Georges Acarin père

Georges Acarin père est né à Leuze-en-Hainaut le 25 février 1871. Il a un frère aîné, Jules (1866-1955). Les deux frères montent à Bruxelles et y épousent deux sœurs Vanden Bussche, nées à Saint-Josse.

De l’union de Georges avec Julie, naissent trois enfants : Georges Junior, Germaine et Marguerite. Tous les trois choisiront la voie des arts.

Georges Junior devient architecte. Nous lui consacrerons prochainement une notice car il a aussi construit dans le quartier d’Opale.

Germaine (1898-1969), connue sous le nom Germaine Robert-Acarin, devient artiste-peintre. Elle peint principalement des paysages belges et méditerranéens, des sujets africanistes et des thèmes religieux. Elle réalise à titre expérimental des bois brûlés inspirés de techniques traditionnelles africaines mais dans l’esprit Art déco. Elle crée aussi des décors et des projets de costumes pour la danse. Son inspiration se situe près de Gauguin, l’art africain et le fauvisme. Elle est aussi sculpteure, pianiste et pédagogue.

Marguerite (1904-1999) devient célèbre comme danseuse sous le nom Akarova, nom que lui invente son premier mari, le peintre Marcel-Louis Baugniet (1896-1995). Akarova est également peintre, sculpteur, chanteuse, pianiste, scénographe, chorégraphe et créateur de costumes de danse. L’architecte Jean-Jules Eggerickx (1884-1963) lui construit en 1936 un petit théâtre, au 72, avenue de l’Hippodrome à Ixelles, où elle vit jusqu’à sa mort. Le bâtiment est classé comme monument depuis 1992.

Il est certain que les trois enfants ont grandi dans un environnement ouvert aux arts : la maman est musicienne et pianiste, le papa est autodidacte d’art, comme l’a défini plus tard Akarova.

Mais avant d’arriver à faire partie de la bourgeoisie éclairée, Georges Acarin a trimé. Après son arrivée à Bruxelles, il perfectionne son métier de menuisier auprès d’autres, puis s’installe à son compte, à la rue Saint-Josse.

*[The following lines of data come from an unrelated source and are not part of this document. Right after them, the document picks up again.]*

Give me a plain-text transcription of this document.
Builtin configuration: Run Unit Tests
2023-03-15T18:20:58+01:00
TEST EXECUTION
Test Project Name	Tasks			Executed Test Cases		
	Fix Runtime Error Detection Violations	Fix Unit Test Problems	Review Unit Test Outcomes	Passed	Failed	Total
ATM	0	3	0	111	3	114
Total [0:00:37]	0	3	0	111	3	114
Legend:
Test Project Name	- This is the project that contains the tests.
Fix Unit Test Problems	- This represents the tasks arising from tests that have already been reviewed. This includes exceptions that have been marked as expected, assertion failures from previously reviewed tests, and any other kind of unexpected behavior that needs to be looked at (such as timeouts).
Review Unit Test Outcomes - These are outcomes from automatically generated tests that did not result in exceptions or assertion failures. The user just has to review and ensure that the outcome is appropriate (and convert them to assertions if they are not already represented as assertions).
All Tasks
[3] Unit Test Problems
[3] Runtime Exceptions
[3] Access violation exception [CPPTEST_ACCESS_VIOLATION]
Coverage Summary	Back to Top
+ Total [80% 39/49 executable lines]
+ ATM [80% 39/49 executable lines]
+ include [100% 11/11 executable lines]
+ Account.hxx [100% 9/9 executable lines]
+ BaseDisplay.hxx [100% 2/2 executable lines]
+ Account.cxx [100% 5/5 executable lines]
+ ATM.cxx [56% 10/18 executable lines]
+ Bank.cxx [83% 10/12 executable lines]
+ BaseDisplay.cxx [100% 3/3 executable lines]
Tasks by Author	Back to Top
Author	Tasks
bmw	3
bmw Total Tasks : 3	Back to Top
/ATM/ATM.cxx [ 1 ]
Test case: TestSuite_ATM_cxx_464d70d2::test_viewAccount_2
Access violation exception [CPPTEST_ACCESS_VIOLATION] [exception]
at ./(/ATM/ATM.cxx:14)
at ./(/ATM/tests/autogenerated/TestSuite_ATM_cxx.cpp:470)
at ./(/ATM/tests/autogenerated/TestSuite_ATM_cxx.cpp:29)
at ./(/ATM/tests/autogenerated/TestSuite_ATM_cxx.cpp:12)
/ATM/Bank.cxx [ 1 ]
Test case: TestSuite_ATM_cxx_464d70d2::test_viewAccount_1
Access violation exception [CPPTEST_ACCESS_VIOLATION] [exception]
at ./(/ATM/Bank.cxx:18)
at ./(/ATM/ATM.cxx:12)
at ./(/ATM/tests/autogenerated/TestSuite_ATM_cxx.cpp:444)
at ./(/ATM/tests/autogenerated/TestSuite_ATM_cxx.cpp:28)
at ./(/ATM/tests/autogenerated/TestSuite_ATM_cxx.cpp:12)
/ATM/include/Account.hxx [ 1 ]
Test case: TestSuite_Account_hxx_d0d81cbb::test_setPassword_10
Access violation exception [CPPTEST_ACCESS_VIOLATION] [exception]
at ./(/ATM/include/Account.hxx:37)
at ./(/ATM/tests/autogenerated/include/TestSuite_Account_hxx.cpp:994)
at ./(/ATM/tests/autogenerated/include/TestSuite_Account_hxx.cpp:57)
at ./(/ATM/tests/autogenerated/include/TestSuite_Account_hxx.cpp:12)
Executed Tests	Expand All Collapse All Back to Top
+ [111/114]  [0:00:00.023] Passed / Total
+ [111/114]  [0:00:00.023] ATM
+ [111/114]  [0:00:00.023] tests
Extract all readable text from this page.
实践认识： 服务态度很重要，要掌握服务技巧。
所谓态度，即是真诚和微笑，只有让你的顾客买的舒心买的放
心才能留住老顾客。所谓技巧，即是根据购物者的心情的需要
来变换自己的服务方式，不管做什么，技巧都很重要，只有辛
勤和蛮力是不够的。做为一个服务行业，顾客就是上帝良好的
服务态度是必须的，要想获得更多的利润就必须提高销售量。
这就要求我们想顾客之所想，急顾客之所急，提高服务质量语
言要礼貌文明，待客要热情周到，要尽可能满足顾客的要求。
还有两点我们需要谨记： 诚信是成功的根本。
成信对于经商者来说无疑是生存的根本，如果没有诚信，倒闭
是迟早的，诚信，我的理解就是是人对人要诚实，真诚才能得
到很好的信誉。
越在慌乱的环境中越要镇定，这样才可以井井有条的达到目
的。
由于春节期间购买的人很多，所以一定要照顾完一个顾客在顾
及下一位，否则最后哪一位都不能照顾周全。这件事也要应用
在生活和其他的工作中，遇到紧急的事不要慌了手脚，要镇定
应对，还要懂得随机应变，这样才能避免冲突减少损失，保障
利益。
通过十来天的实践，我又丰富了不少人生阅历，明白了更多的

Petit à petit, il devient menuisier-entrepreneur et s’installe, toujours à Saint-Josse, au 64, rue de la Ferme.

Il commence à construire des maisons, et bientôt il réussit à agir en fait comme promoteur immobilier : il construit à son compte et puis vend.

Le premier immeuble d’Acarin dans le quartier date de 1910 : il s’agit de la dernière maison de la place de Jamblinne de Meux.

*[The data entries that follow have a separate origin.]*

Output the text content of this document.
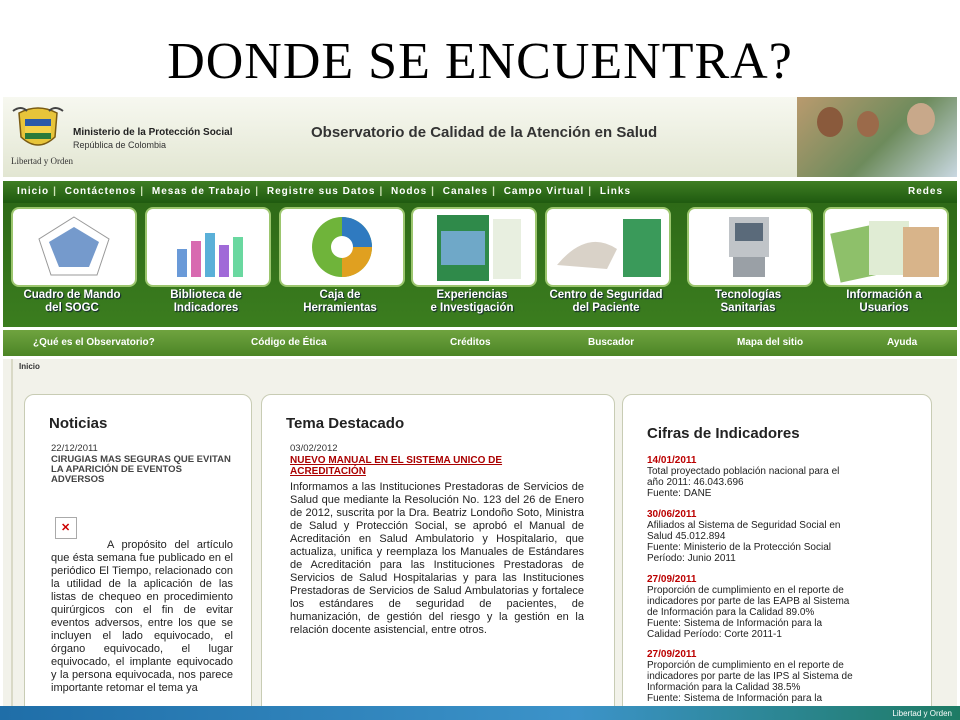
DONDE SE ENCUENTRA?
Libertad y Orden
Ministerio de la Protección Social
República de Colombia
Observatorio de Calidad de la Atención en Salud
Inicio | Contáctenos | Mesas de Trabajo | Registre sus Datos | Nodos | Canales | Campo Virtual | Links	Redes
Cuadro de Mando
del SOGC
Biblioteca de
Indicadores
Caja de
Herramientas
Experiencias
e Investigación
Centro de Seguridad
del Paciente
Tecnologías
Sanitarias
Información a
Usuarios
¿Qué es el Observatorio?	Código de Ética	Créditos	Buscador	Mapa del sitio	Ayuda
Inicio
Noticias
22/12/2011
CIRUGIAS MAS SEGURAS QUE EVITAN LA APARICIÓN DE EVENTOS ADVERSOS
✕
A propósito del artículo que ésta semana fue publicado en el periódico El Tiempo, relacionado con la utilidad de la aplicación de las listas de chequeo en procedimiento quirúrgicos con el fin de evitar eventos adversos, entre los que se incluyen el lado equivocado, el órgano equivocado, el lugar equivocado, el implante equivocado y la persona equivocada, nos parece importante retomar el tema ya
Tema Destacado
03/02/2012
NUEVO MANUAL EN EL SISTEMA UNICO DE ACREDITACIÓN
Informamos a las Instituciones Prestadoras de Servicios de Salud que mediante la Resolución No. 123 del 26 de Enero de 2012, suscrita por la Dra. Beatriz Londoño Soto, Ministra de Salud y Protección Social, se aprobó el Manual de Acreditación en Salud Ambulatorio y Hospitalario, que actualiza, unifica y reemplaza los Manuales de Estándares de Acreditación para las Instituciones Prestadoras de Servicios de Salud Hospitalarias y para las Instituciones Prestadoras de Servicios de Salud Ambulatorias y fortalece los estándares de seguridad de pacientes, de humanización, de gestión del riesgo y la gestión en la relación docente asistencial, entre otros.
Cifras de Indicadores
14/01/2011
Total proyectado población nacional para el
año 2011: 46.043.696
Fuente: DANE
30/06/2011
Afiliados al Sistema de Seguridad Social en
Salud 45.012.894
Fuente: Ministerio de la Protección Social
Período: Junio 2011
27/09/2011
Proporción de cumplimiento en el reporte de
indicadores por parte de las EAPB al Sistema
de Información para la Calidad 89.0%
Fuente: Sistema de Información para la
Calidad Período: Corte 2011-1
27/09/2011
Proporción de cumplimiento en el reporte de
indicadores por parte de las IPS al Sistema de
Información para la Calidad 38.5%
Fuente: Sistema de Información para la
Libertad y Orden
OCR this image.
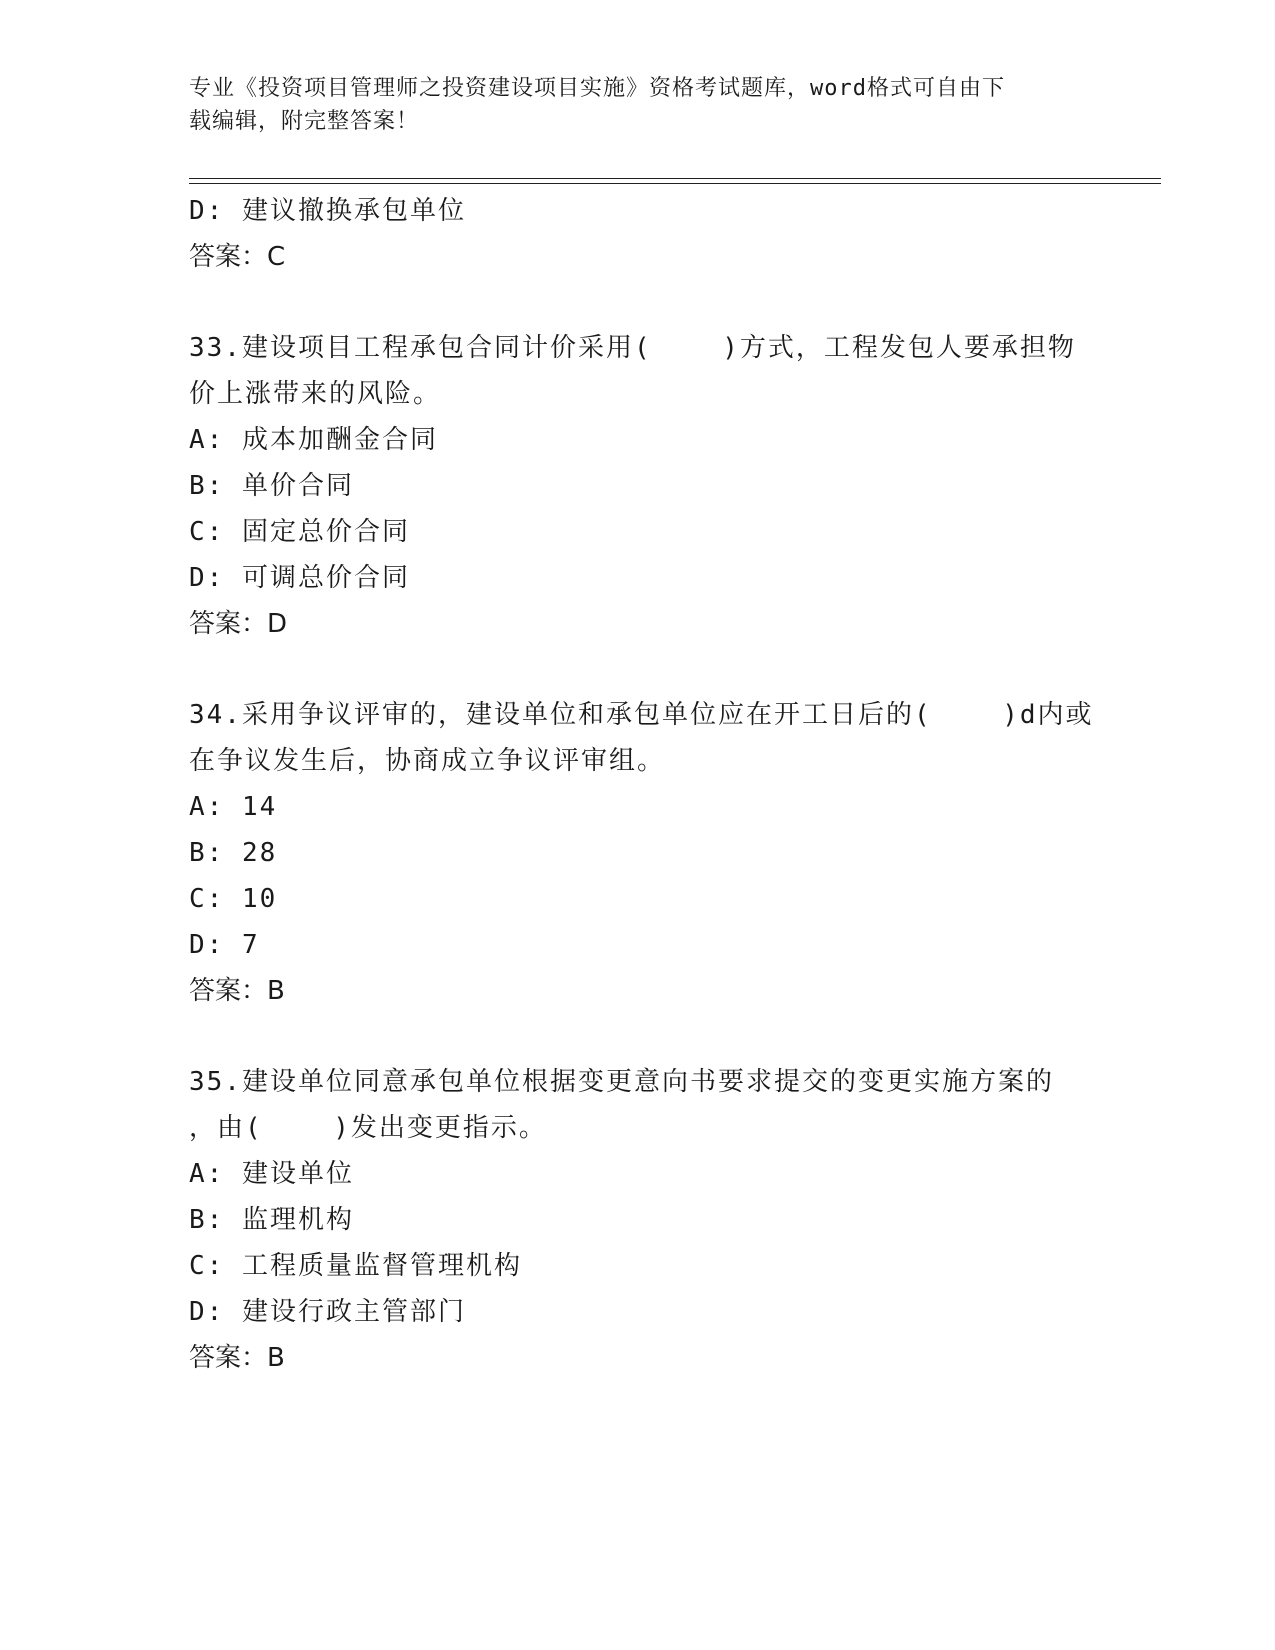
专业《投资项目管理师之投资建设项目实施》资格考试题库，word格式可自由下
载编辑，附完整答案！
D: 建议撤换承包单位
答案：C
33.建设项目工程承包合同计价采用(    )方式，工程发包人要承担物
价上涨带来的风险。
A: 成本加酬金合同
B: 单价合同
C: 固定总价合同
D: 可调总价合同
答案：D
34.采用争议评审的，建设单位和承包单位应在开工日后的(    )d内或
在争议发生后，协商成立争议评审组。
A: 14
B: 28
C: 10
D: 7
答案：B
35.建设单位同意承包单位根据变更意向书要求提交的变更实施方案的
，由(    )发出变更指示。
A: 建设单位
B: 监理机构
C: 工程质量监督管理机构
D: 建设行政主管部门
答案：B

En 1912, il entreprend la construction de deux maisons voisines : le numéro 95 au square Eugène Plasky et la maison d’angle avec la rue Léon Frédéric (numéro 3).

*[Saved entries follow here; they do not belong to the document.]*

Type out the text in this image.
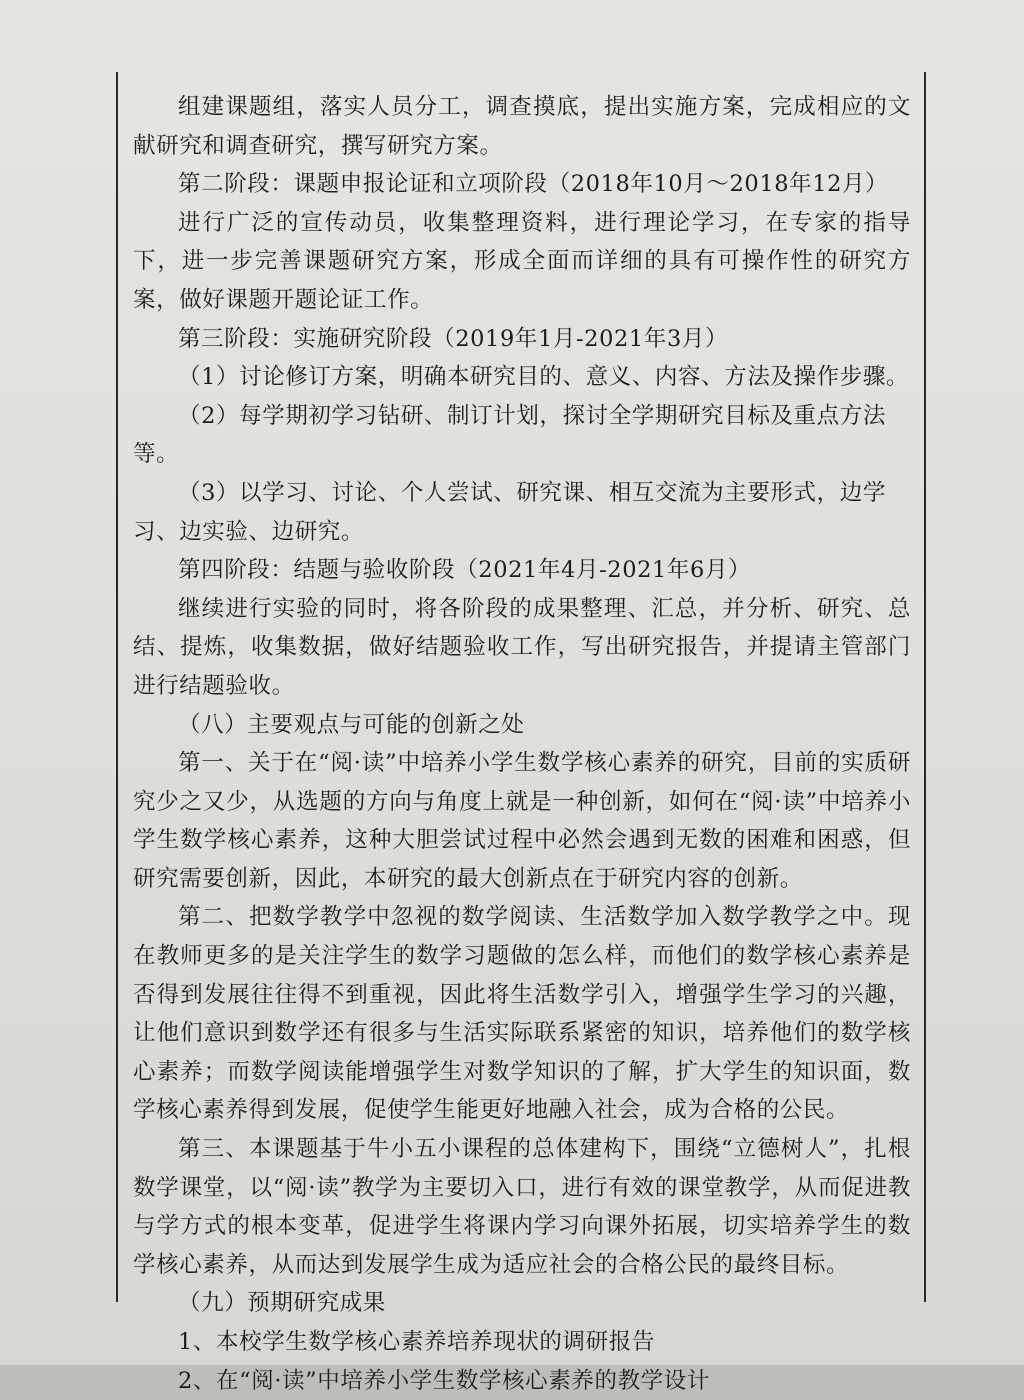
组建课题组，落实人员分工，调查摸底，提出实施方案，完成相应的文献研究和调查研究，撰写研究方案。

第二阶段：课题申报论证和立项阶段（2018年10月～2018年12月）

进行广泛的宣传动员，收集整理资料，进行理论学习，在专家的指导下，进一步完善课题研究方案，形成全面而详细的具有可操作性的研究方案，做好课题开题论证工作。

第三阶段：实施研究阶段（2019年1月-2021年3月）

（1）讨论修订方案，明确本研究目的、意义、内容、方法及操作步骤。

（2）每学期初学习钻研、制订计划，探讨全学期研究目标及重点方法等。

（3）以学习、讨论、个人尝试、研究课、相互交流为主要形式，边学习、边实验、边研究。

第四阶段：结题与验收阶段（2021年4月-2021年6月）

继续进行实验的同时，将各阶段的成果整理、汇总，并分析、研究、总结、提炼，收集数据，做好结题验收工作，写出研究报告，并提请主管部门进行结题验收。

（八）主要观点与可能的创新之处

第一、关于在“阅·读”中培养小学生数学核心素养的研究，目前的实质研究少之又少，从选题的方向与角度上就是一种创新，如何在“阅·读”中培养小学生数学核心素养，这种大胆尝试过程中必然会遇到无数的困难和困惑，但研究需要创新，因此，本研究的最大创新点在于研究内容的创新。

第二、把数学教学中忽视的数学阅读、生活数学加入数学教学之中。现在教师更多的是关注学生的数学习题做的怎么样，而他们的数学核心素养是否得到发展往往得不到重视，因此将生活数学引入，增强学生学习的兴趣，让他们意识到数学还有很多与生活实际联系紧密的知识，培养他们的数学核心素养；而数学阅读能增强学生对数学知识的了解，扩大学生的知识面，数学核心素养得到发展，促使学生能更好地融入社会，成为合格的公民。

第三、本课题基于牛小五小课程的总体建构下，围绕“立德树人”，扎根数学课堂，以“阅·读”教学为主要切入口，进行有效的课堂教学，从而促进教与学方式的根本变革，促进学生将课内学习向课外拓展，切实培养学生的数学核心素养，从而达到发展学生成为适应社会的合格公民的最终目标。

（九）预期研究成果

1、本校学生数学核心素养培养现状的调研报告

2、在“阅·读”中培养小学生数学核心素养的教学设计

Cette dernière rue l’intéresse particulièrement : avant la Première Guerre mondiale, il y construit en 1912 les numéros 10, 20, 22 et 24, en 1913 les 12, 32 et 34 et en 1914 les 5 et 26.

A l’époque, le titre d’architecte n’est pas protégé : un maçon, un géomètre, un dessinateur peuvent construire des maisons. Georges Acarin signe ses plans en tant que propriétaire-architecte. L’on ne sait pas si c’est bien lui qui est l’auteur des maisons ou s’il a des dessinateurs qui travaillent dans ses bureaux.

Ce qui est indéniable, c’est la richesse de variations que l’entrepreneur Georges Acarin arrive à mettre dans ses réalisations. Promenez-vous dans la rue Léon Frédéric et observez toutes ses constructions : aucune n’est identique. Il joue avec les formes et avec les couleurs, créant, sans que l’on s’en aperçoive consciemment, une heureuse harmonie.

Pendant la Première Guerre Mondiale, la construction ralentit, voire s’arrête. Acarin commence l’activité de négociant en bois et moulures. Il construit en 1921 un dépôt de bois rue Wauwermans 11 et rue de la Cible 20-22[1]. Juste avant la Guerre, il s’était installé à Schaerbeek, au 72, rue Clays.

Quoique l’on connaisse encore d’Acarin quelques réalisations après la Grande Guerre[2], il vit surtout de son négoce et laisse dorénavant la construction à son fils l’architecte.

La mort précoce de ce dernier assombrit ses dernières années et il s’éteint le 14 février 1935, quelques jours avant son 64ième anniversaire.

Pierre Dangles, 20 août 2012



[1] Le dépôt de bois figure encore à l’inventaire du patrimoine monumental de Saint-Josse-ten-Noode, paru en 1997 mais a été détruit depuis.
[2] Par exemple : transformation d’un rez-de-chaussée de brasserie en logement, rue Stévin, en 1921.